The camera was returned in a few minutes. Whether anything odd was done with it, I can’t say.
But after complying with all the requests, I was informed I’d be leaving without my government-issued press card.
I called the Foreign Ministry and spoke with official, Zhou Li, informing her that the police had confiscated my press card.
“That really shouldn’t be possible,” she said, saying that she would look into it.
The card is issued by the Foreign Ministry and is, in fact, their property.
I had been detained for three hours, interrogated, asked to delete photos and had my press card seized.
An interesting day, but still — nothing compared to the detention of dozens of churchgoers, and the detentions, arrests and disappearances of lawyers, writers, activists and an artist named Ai Weiwei in recent weeks.
China returns press card to Star writer, with a stern warning
BEIJING—Chinese police returned a government-issued press card to a Toronto Star journalist Tuesday, issuing a formal warning that “further violations” of Chinese reporting regulations could lead to “punishment,” including cancelling his visa.
The press card, a separate document also necessary to conduct journalistic work inside China, was seized Sunday by police during a three-hour detention and interrogation session, after the Star photographed police rounding up Christian worshippers as they arrived for an outdoor religious service in Beijing.
Chinese authorities said the service was illegal, since the church — known as Shouwang, or “The Watchtower” — is not approved by the ruling Communist government.
And police claimed that by simply taking photographs without prior permission from local authorities that the Star had violated China’s press regulations.
That interpretation, if strictly enforced, would rewrite the slightly relaxed media regulations that were introduced in 2007, just before the 2008 Olympics.
“It sounds like a reversion to how things were in the late 1990s and early 2000s, when we were frequently detained and threatened with visa non-renewal if we did not behave,” says Rebecca Mackinnon, a former CNN journalist, who is now senior fellow at the Boston-based New America Foundation.
The squeeze on journalistic activity here in recent weeks accompanies China’s biggest rights crackdown in a decade.
It has come in the wake of revolutions rocking North Africa and the Middle East, which have made authorities here nervous.
China’s powerful internal security apparatus, which already commands a bigger piece of the national budget than China’s military machine, is believed to be gaining ever greater clout inside the corridors of Zhongnanhai, the Chinese equivalent of the White House.
Reports say the state’s security czar, 68-year-old Zhou Yongkang, a member of the Politburo Standing Committee who commands the police and the courts, is growing even more powerful.

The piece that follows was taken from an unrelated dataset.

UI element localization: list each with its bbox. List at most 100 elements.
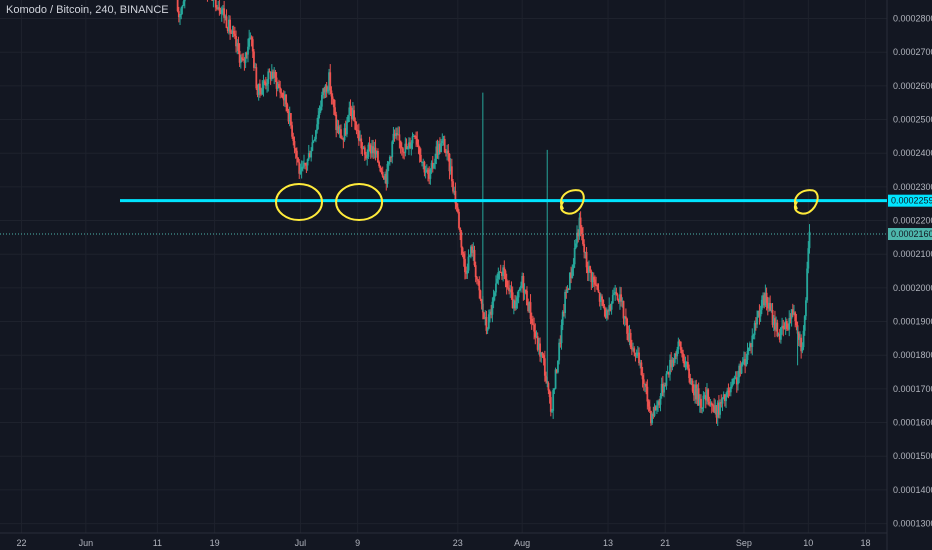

On Tuesday, during another interrogation by police, the Star learned that the current tightening of media restrictions could turn on the translation and interpretation of two Chinese characters: “cai fang.”
According to an English translation on the foreign affairs website, “cai fang” means “interview.”
Hence, the English translation of the key reporting regulation reads, “A foreign journalist who intends to interview organizations or individuals in China needs to obtain their prior consent.”
The Star conducted no interviews Sunday, but took only photographs.
But on Tuesday, police insisted “cai fang” included photography and a range of journalistic activity — not just interviewing.
Chinese dictionaries indicate that “cai fang” means to gather or to look, but when used in connection with news gathering, some say it can mean interviewing, as well as taking notes or photos, filming and tape-recording.
Mackinnon recalls that in the China of the 1990s she and her CNN crews would occasionally get detained for filming and interviewing on the streets.
“Once we were detained for interviewing bystanders right before president Bill Clinton’s motorcade was scheduled to drive by,” she says. “At that time the police included filming and taking pictures in their definition of ‘cai fang.’ ”
Recent graduates of Chinese journalism schools say the precise meaning of “cai fang” isn’t clear.
“There is no real, clear-cut definition of ‘cai fang,’ ” says one, “even among academic circles.”